Enoch Ashley's Analysis of The Indoor AG Industry

Enoch Ashley's Analysis of The Indoor AG Industry

Enoch Ashley's Analysis of The Indoor AG Industry

September 2017                                                   Volume 1    

Introduction

Following a summer of explosive growth, many investors, engineers, and farmers are asking themselves “What is next?” in the indoor ag industry. There is a predicted 31.6% compound annual growth rate for the vertical farming market for 2017-2025. Although there has been much speculation about the long-term industry growth, it is fitting to first look at what exactly unfolded during the summer of 2017, and why so many industry professionals are acknowledging that the momentum is irreversible.

Domestic Trends (US)

The story dominating most headlines was the massive $200 million investment into the commercial indoor farming startup, Plenty backed by the SoftBank Vision Fund and Amazon Founder, Jeff Bezos among others. Bezo’s investments didn’t stop with Plenty after Amazon purchased Whole foods for $13.7 billion. This is consistent with Bezo’s strategy of streamlining the monopolization of retail marketplaces in the United States by consolidating the supply chain infrastructure from indoor farms directly to the grocery stores to bring unbeatable prices to the market. This was made evident by Amazon reducing Whole Food’s prices by 43% on its first day. Food retailers and meal kit companies such as Blue Apron are expected to continue downsizing in response to Bezo’s aggressive entrance into a industry.
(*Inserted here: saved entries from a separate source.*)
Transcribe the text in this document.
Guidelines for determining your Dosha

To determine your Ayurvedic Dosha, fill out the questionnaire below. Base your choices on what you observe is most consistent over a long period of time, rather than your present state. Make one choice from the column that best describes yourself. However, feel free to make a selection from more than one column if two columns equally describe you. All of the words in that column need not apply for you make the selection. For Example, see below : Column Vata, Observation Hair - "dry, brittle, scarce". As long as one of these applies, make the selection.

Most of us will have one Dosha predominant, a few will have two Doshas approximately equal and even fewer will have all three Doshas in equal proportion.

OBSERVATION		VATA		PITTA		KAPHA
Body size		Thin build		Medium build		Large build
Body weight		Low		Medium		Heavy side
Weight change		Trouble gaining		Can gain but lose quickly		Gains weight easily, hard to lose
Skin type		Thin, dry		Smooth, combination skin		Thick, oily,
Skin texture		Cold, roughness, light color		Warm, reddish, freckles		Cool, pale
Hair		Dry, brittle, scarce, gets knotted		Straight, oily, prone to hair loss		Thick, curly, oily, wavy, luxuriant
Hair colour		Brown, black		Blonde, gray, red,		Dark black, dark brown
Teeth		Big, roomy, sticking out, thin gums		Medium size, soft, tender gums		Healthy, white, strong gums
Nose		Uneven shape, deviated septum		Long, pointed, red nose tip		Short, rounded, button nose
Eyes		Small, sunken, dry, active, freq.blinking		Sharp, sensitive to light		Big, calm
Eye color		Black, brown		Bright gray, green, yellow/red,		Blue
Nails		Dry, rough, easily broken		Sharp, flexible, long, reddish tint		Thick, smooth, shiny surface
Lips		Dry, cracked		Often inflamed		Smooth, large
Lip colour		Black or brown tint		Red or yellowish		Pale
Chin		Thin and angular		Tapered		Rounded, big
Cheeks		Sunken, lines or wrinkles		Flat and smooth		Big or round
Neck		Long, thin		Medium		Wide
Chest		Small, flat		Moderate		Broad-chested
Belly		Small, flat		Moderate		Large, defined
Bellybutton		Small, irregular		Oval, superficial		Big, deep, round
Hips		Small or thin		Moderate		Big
Blue Apron’s fledgling IPO saw a stock drop of 12% after Amazon filed for a trademark application for meal kits. On the East Coast in Brooklyn, Kimbal Musk, brother of Elon Musk raised over $5 million seed funding for Square Roots, the Brooklyn-based indoor farmer training program and container farm.

International Trends

The indoor agricultural revolution continued to make waves around the world beyond the United States. China, recently approved new types of genetically modified corn to be imported into the country. This marks a major cultural shift as the population is slowly accepting these technologies to address their food needs of their growing population. This trend is expected to thrust investment funding into the Asian superpower as indoor agricultural is looked upon as a viable solution. The middle East felt shockwaves after the UAE banned much of the produce grown in their neighboring countries. Former US National Security Council Director for N. Africa and the Arabian Peninsula, and now consultant for Middle East governments, David Scott, commented, “In the event of a global food crisis, those kinds of locations would be just as likely to stop the export of food as any other." South Korea is now building a $10 billion agriculture city in Egypt. The countries investing in indoor agriculture now are not just being sustainable, but are making defensive investments as the water wars continue to ravage the Middle East.

Reflection

The Forbes Agtech summit in Salinas, California highlighted major trends in the agricultural industry. Computer vision startups utilizing machine learning and artificial intelligence are experiencing impressive funding rounds that automate the historically haphazard process of diagnosing plant health. Consumers have an insatiable desire for transparency after the recent exposure of fraudulent practices of business’ accredited as being USDA certified as Organic.